A strong jobs report on Friday capped a week that saw US treasuries, as well as UK and US equities finish the week lower than where they started. In the case of US equities, for the first week in four. The equity and bond market appear now fully prepared for the Federal Reserve to raise interest rates at the monthly meeting on Wednesday. The Vix index closed the week modestly higher, however remains close to its 52-week low. The weekly AAII investor survey still records that, despite US equity markets remaining close to record highs, retail investor sentiment remains cautious. The index recorded that bullish sentiment remained below its historical average for the 7th week out of the last eight.
The oil price fell around 9% on the week as US inventories reported a rise of 8.2million barrels. The oil price has appeared stable around $55 for most of the year, closed the week below $50. Despite the almost near certainty the Fed will hike on Wednesday the US dollar lost ground on the week against its basket of currencies, however it did rise against the Japanese yen.
Last week’s budget has been a complete disaster of the Conservative government, as the move to increase taxation on those self-employed has breached a promise in the Conservative manifesto, and alienated a large part of the Conservative voting base. One can only imagine that the Brexit debate led to Theresa May to taking her eye of the domestic ball to not spot this major policy error. This domestic problem cannot help her position in Europe as she looks to trigger Article 50 in the coming days.

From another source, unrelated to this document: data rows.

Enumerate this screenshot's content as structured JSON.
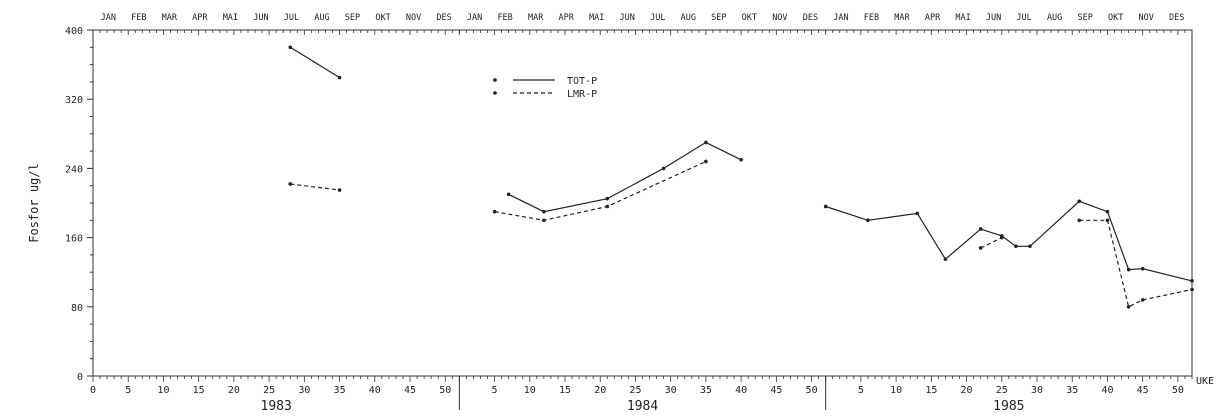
{
  "chart_data": {
    "type": "line",
    "ylabel": "Fosfor ug/l",
    "xlabel": "UKE",
    "ylim": [
      0,
      400
    ],
    "yticks": [
      0,
      80,
      160,
      240,
      320,
      400
    ],
    "months": [
      "JAN",
      "FEB",
      "MAR",
      "APR",
      "MAI",
      "JUN",
      "JUL",
      "AUG",
      "SEP",
      "OKT",
      "NOV",
      "DES"
    ],
    "week_ticks": [
      0,
      5,
      10,
      15,
      20,
      25,
      30,
      35,
      40,
      45,
      50
    ],
    "years": [
      "1983",
      "1984",
      "1985"
    ],
    "legend_position": "top-center",
    "series": [
      {
        "name": "TOT-P",
        "style": "solid",
        "segments": [
          [
            [
              1983,
              28,
              380
            ],
            [
              1983,
              35,
              345
            ]
          ],
          [
            [
              1984,
              7,
              210
            ],
            [
              1984,
              12,
              190
            ],
            [
              1984,
              21,
              205
            ],
            [
              1984,
              29,
              240
            ],
            [
              1984,
              35,
              270
            ],
            [
              1984,
              40,
              250
            ]
          ],
          [
            [
              1985,
              0,
              196
            ],
            [
              1985,
              6,
              180
            ],
            [
              1985,
              13,
              188
            ],
            [
              1985,
              17,
              135
            ],
            [
              1985,
              22,
              170
            ],
            [
              1985,
              25,
              162
            ],
            [
              1985,
              27,
              150
            ],
            [
              1985,
              29,
              150
            ],
            [
              1985,
              36,
              202
            ],
            [
              1985,
              40,
              190
            ],
            [
              1985,
              43,
              123
            ],
            [
              1985,
              45,
              124
            ],
            [
              1985,
              52,
              110
            ]
          ]
        ]
      },
      {
        "name": "LMR-P",
        "style": "dashed",
        "segments": [
          [
            [
              1983,
              28,
              222
            ],
            [
              1983,
              35,
              215
            ]
          ],
          [
            [
              1984,
              5,
              190
            ],
            [
              1984,
              12,
              180
            ],
            [
              1984,
              21,
              196
            ],
            [
              1984,
              35,
              248
            ]
          ],
          [
            [
              1985,
              22,
              148
            ],
            [
              1985,
              25,
              160
            ]
          ],
          [
            [
              1985,
              36,
              180
            ],
            [
              1985,
              40,
              180
            ],
            [
              1985,
              43,
              80
            ],
            [
              1985,
              45,
              88
            ],
            [
              1985,
              52,
              100
            ]
          ]
        ]
      }
    ]
  }
}
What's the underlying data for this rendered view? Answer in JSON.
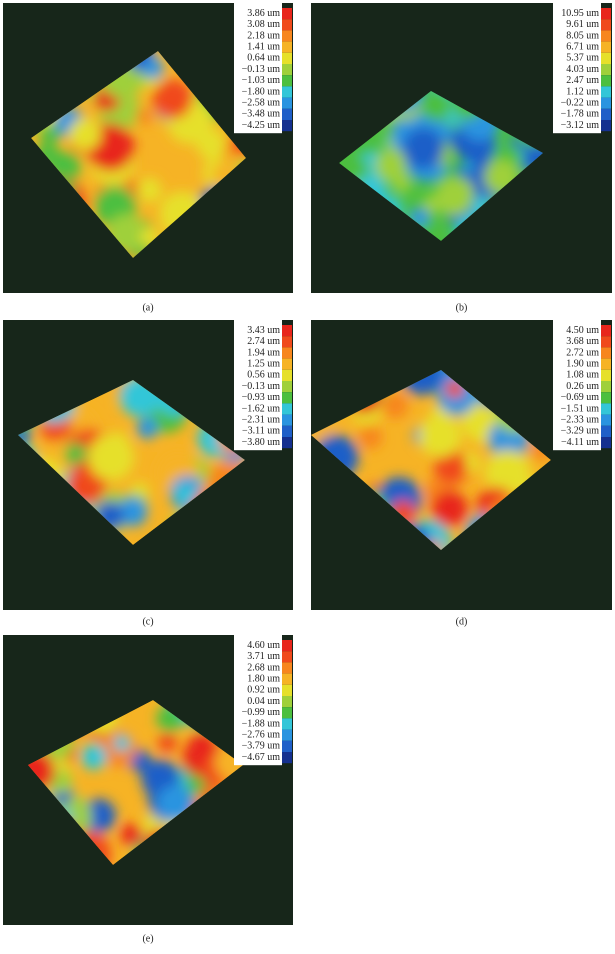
{
  "panels": [
    {
      "scale": [
        "3.86 um",
        "3.08 um",
        "2.18 um",
        "1.41 um",
        "0.64 um",
        "−0.13 um",
        "−1.03 um",
        "−1.80 um",
        "−2.58 um",
        "−3.48 um",
        "−4.25 um"
      ],
      "caption": "(a)"
    },
    {
      "scale": [
        "10.95 um",
        "9.61 um",
        "8.05 um",
        "6.71 um",
        "5.37 um",
        "4.03 um",
        "2.47 um",
        "1.12 um",
        "−0.22 um",
        "−1.78 um",
        "−3.12 um"
      ],
      "caption": "(b)"
    },
    {
      "scale": [
        "3.43 um",
        "2.74 um",
        "1.94 um",
        "1.25 um",
        "0.56 um",
        "−0.13 um",
        "−0.93 um",
        "−1.62 um",
        "−2.31 um",
        "−3.11 um",
        "−3.80 um"
      ],
      "caption": "(c)"
    },
    {
      "scale": [
        "4.50 um",
        "3.68 um",
        "2.72 um",
        "1.90 um",
        "1.08 um",
        "0.26 um",
        "−0.69 um",
        "−1.51 um",
        "−2.33 um",
        "−3.29 um",
        "−4.11 um"
      ],
      "caption": "(d)"
    },
    {
      "scale": [
        "4.60 um",
        "3.71 um",
        "2.68 um",
        "1.80 um",
        "0.92 um",
        "0.04 um",
        "−0.99 um",
        "−1.88 um",
        "−2.76 um",
        "−3.79 um",
        "−4.67 um"
      ],
      "caption": "(e)"
    }
  ]
}
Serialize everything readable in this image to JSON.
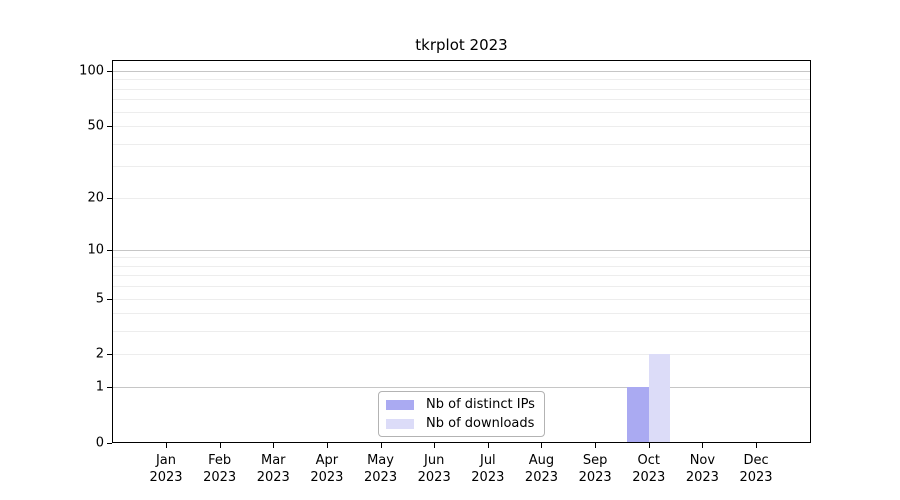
{
  "title": "tkrplot 2023",
  "chart_data": {
    "type": "bar",
    "title": "tkrplot 2023",
    "categories": [
      [
        "Jan",
        "2023"
      ],
      [
        "Feb",
        "2023"
      ],
      [
        "Mar",
        "2023"
      ],
      [
        "Apr",
        "2023"
      ],
      [
        "May",
        "2023"
      ],
      [
        "Jun",
        "2023"
      ],
      [
        "Jul",
        "2023"
      ],
      [
        "Aug",
        "2023"
      ],
      [
        "Sep",
        "2023"
      ],
      [
        "Oct",
        "2023"
      ],
      [
        "Nov",
        "2023"
      ],
      [
        "Dec",
        "2023"
      ]
    ],
    "series": [
      {
        "name": "Nb of distinct IPs",
        "color": "#aaaaf2",
        "values": [
          0,
          0,
          0,
          0,
          0,
          0,
          0,
          0,
          0,
          1,
          0,
          0
        ]
      },
      {
        "name": "Nb of downloads",
        "color": "#dcdcf8",
        "values": [
          0,
          0,
          0,
          0,
          0,
          0,
          0,
          0,
          0,
          2,
          0,
          0
        ]
      }
    ],
    "xlabel": "",
    "ylabel": "",
    "yscale": "log1p",
    "ylim": [
      0,
      114.8
    ],
    "yticks": [
      0,
      1,
      2,
      5,
      10,
      20,
      50,
      100
    ],
    "ytick_labels": [
      "0",
      "1",
      "2",
      "5",
      "10",
      "20",
      "50",
      "100"
    ],
    "gridlines": {
      "orientation": "horizontal",
      "minor": [
        2,
        3,
        4,
        5,
        6,
        7,
        8,
        9,
        20,
        30,
        40,
        50,
        60,
        70,
        80,
        90
      ],
      "major": [
        1,
        10,
        100
      ]
    },
    "legend_position": "lower center",
    "colors": {
      "grid_minor": "#ededed",
      "grid_major": "#c6c6c6",
      "axis": "#000000",
      "legend_border": "#b3b3b3",
      "text": "#000000",
      "background": "#ffffff"
    }
  }
}
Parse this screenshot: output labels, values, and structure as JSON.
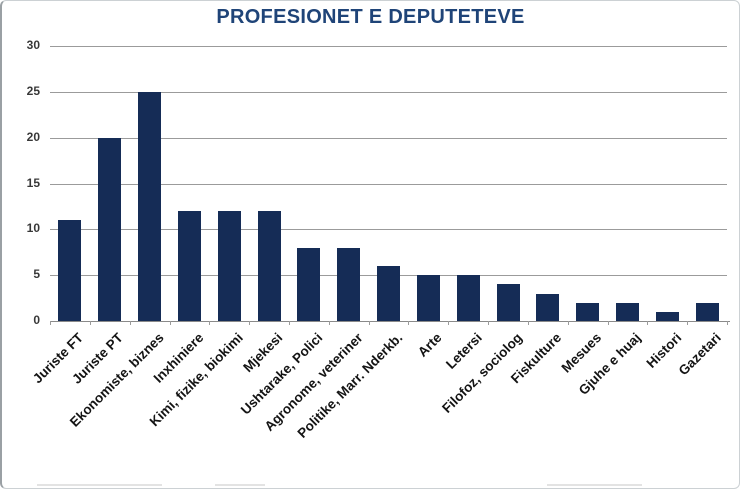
{
  "chart_data": {
    "type": "bar",
    "title": "PROFESIONET E DEPUTETEVE",
    "categories": [
      "Juriste FT",
      "Juriste PT",
      "Ekonomiste, biznes",
      "Inxhiniere",
      "Kimi, fizike, biokimi",
      "Mjekesi",
      "Ushtarake, Polici",
      "Agronome, veteriner",
      "Politike, Marr. Nderkb.",
      "Arte",
      "Letersi",
      "Filofoz, sociolog",
      "Fiskulture",
      "Mesues",
      "Gjuhe e huaj",
      "Histori",
      "Gazetari"
    ],
    "values": [
      11,
      20,
      25,
      12,
      12,
      12,
      8,
      8,
      6,
      5,
      5,
      4,
      3,
      2,
      2,
      1,
      2
    ],
    "xlabel": "",
    "ylabel": "",
    "ylim": [
      0,
      30
    ],
    "yticks": [
      0,
      5,
      10,
      15,
      20,
      25,
      30
    ],
    "grid": true,
    "legend": false,
    "colors": {
      "bar": "#152C56",
      "title": "#1F4478",
      "gridline": "#9B9B9B",
      "axis_line": "#8A8A8A",
      "x_tick_label": "#141414",
      "y_tick_label": "#383838"
    }
  }
}
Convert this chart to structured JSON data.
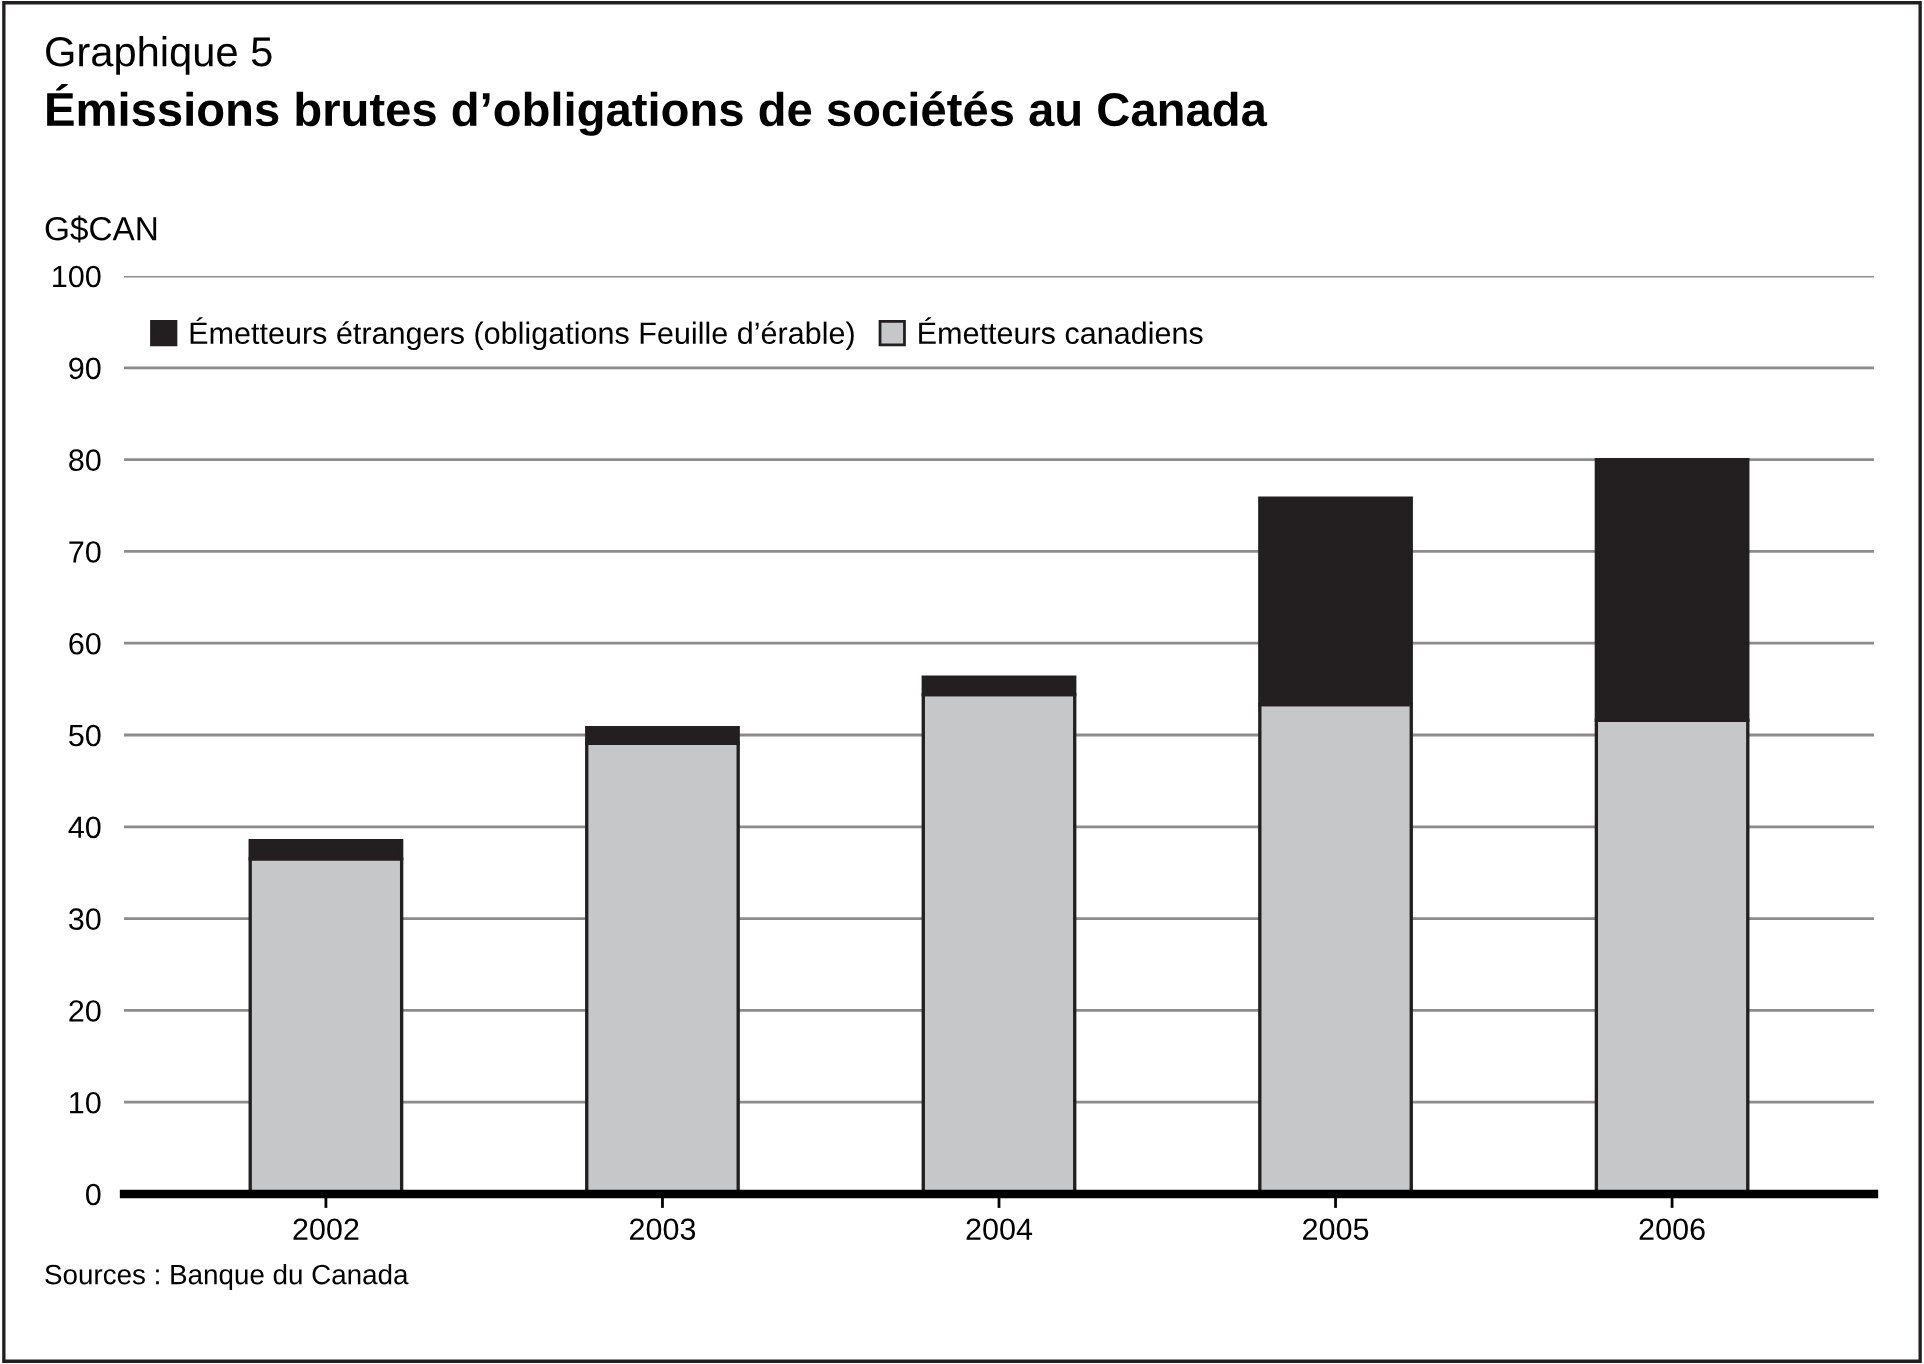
{
  "chart_data": {
    "type": "bar",
    "stacked": true,
    "subtitle": "Graphique 5",
    "title": "Émissions brutes d’obligations de sociétés au Canada",
    "ylabel": "G$CAN",
    "categories": [
      "2002",
      "2003",
      "2004",
      "2005",
      "2006"
    ],
    "series": [
      {
        "name": "Émetteurs canadiens",
        "color": "#c6c7c9",
        "values": [
          36.5,
          49.1,
          54.4,
          53.3,
          51.6
        ]
      },
      {
        "name": "Émetteurs étrangers (obligations Feuille d’érable)",
        "color": "#231f20",
        "values": [
          2.0,
          1.7,
          1.9,
          22.5,
          28.4
        ]
      }
    ],
    "ylim": [
      0,
      100
    ],
    "yticks": [
      0,
      10,
      20,
      30,
      40,
      50,
      60,
      70,
      80,
      90,
      100
    ],
    "grid": "y",
    "legend": "top left",
    "annotations": [
      "Sources : Banque du Canada"
    ]
  }
}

Brexit, budgets, US interest rates, Dutch and French elections are all in turn making headlines. One that has been in less focus is the upcoming budget in the US, Donald Trump’s first. One of the issues will be Congress agreeing to raise the debt ceiling again. Would forty or more democrats risk putting the US at risk of defaulting on its debt, just to defy Trump? One would think not, but it is a possibility and one that markets are less focussed on.
Not only do the Fed meet on Wednesday, it’s also the turn of the Bank of England to meet and decide whether to alter either the current interest rate policy or monetary stimulus programme. No one is expecting the Bank to move on either despite inflation picking up, the better economic growth expectations and the unemployment rate remaining below 5%. One must wonder if Mr Carney is storing up trouble further down the line.
The other event at the end of the week that may attract some headlines is the 2-day meeting of G20 finance ministers starting on Friday.